Search code examples
pythonnumpyimage-processingmultidimensional-arraysignal-processing

Implementing 2D sliding window over np.array without overlaps (tiling, mean pooling)


I'm trying to implement 2D sliding window of cubic shape (k,k), to so I can iterate over a frame (n,m,3) and calculate the mean over the pixel values in each window. I want each iteration, that the window will present the next slide without any overlapping values; i.e. given this matrix:

[
  [1, 2, 3, 4],
  [5, 6, 7 ,8],
  [9, 10, 11, 12],
  [13, 14, 15, 16]
 ]

and for k = 2 I'll have something as follows:

 [
  [1, 2],
  [5, 6]
 ]

and the second window's value as follows:

 [
  [3, 4],
  [7, 8]
 ]

and so on.

I have tried using numpy.lib.stride_tricks.as_strided. but without any success.
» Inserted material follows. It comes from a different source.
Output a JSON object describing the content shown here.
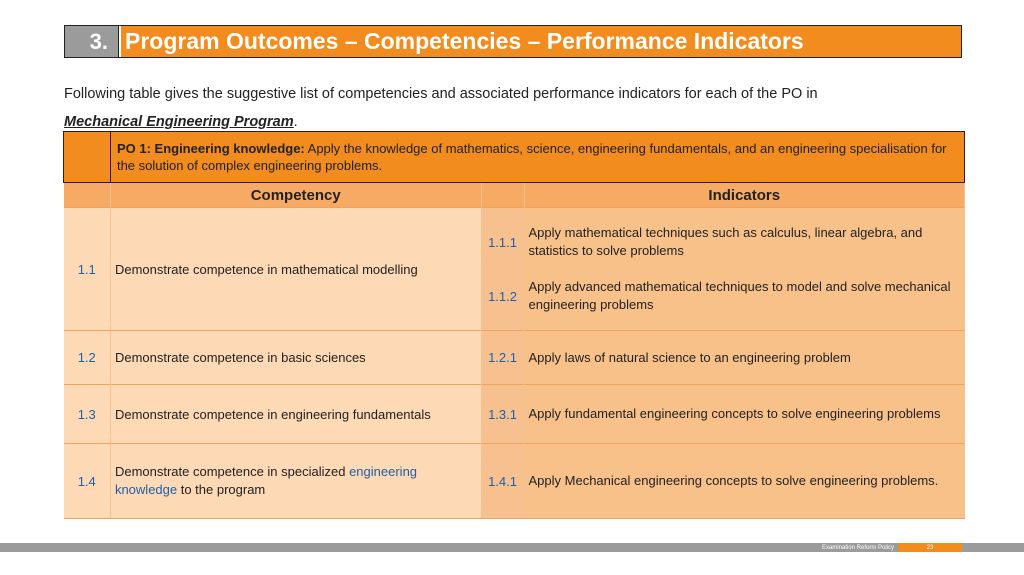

also it is important to use numpy or any other efficient library since implementing this code with a python for-loop is too expensive for that operation.


Solution

  • Ignoring the third dimension, since it doesn't seem to enter the problem, how about:

    # Generate array of size (m*k, n*k)
    # my m, n are your m, n divided by k
    m, n = 2, 4
    k = 3
    x = np.arange(m*n*k*k).reshape((m*k, n*k))
    # array([[ 0,  1,  2,  3,  4,  5,  6,  7,  8,  9, 10, 11],
    #        [12, 13, 14, 15, 16, 17, 18, 19, 20, 21, 22, 23],
    #        [24, 25, 26, 27, 28, 29, 30, 31, 32, 33, 34, 35],
    #        [36, 37, 38, 39, 40, 41, 42, 43, 44, 45, 46, 47],
    #        [48, 49, 50, 51, 52, 53, 54, 55, 56, 57, 58, 59],
    #        [60, 61, 62, 63, 64, 65, 66, 67, 68, 69, 70, 71]])
    
    # Calculate means of each block
    y = x.reshape((m, k, n, k))
    z = np.moveaxis(y, -3, -2)  # now shape is (m, n, k, k) 
    np.mean(z, axis=(-2, -1))  # take mean over last two axes
    # or just np.mean(y, axis=(-3, -1)) 
    # array([[13., 16., 19., 22.],
    #        [49., 52., 55., 58.]])
    

    To preserve the third dimension and do the calculations on each color channel separately, just move it out of the way at the beginning (e.g. to axis 0), then move it back at the end.

    If the number of rows and/or columns are not divisible by k, you could pad the array with some sentinel value that doesn't appear in the data (e.g. nan) until the number of rows/columns are divisible by k. Then, take the means in some way that ignores the sentinel values (e.g. nanmean). (Alternatively, split off the remainder rows/columns, handle them separately, and combine the results.)

    There might be something in scipy.ndimage or scikit-image that will do this in one line. I tried zoom, but didn't find a magic combination of settings that gave the desired result.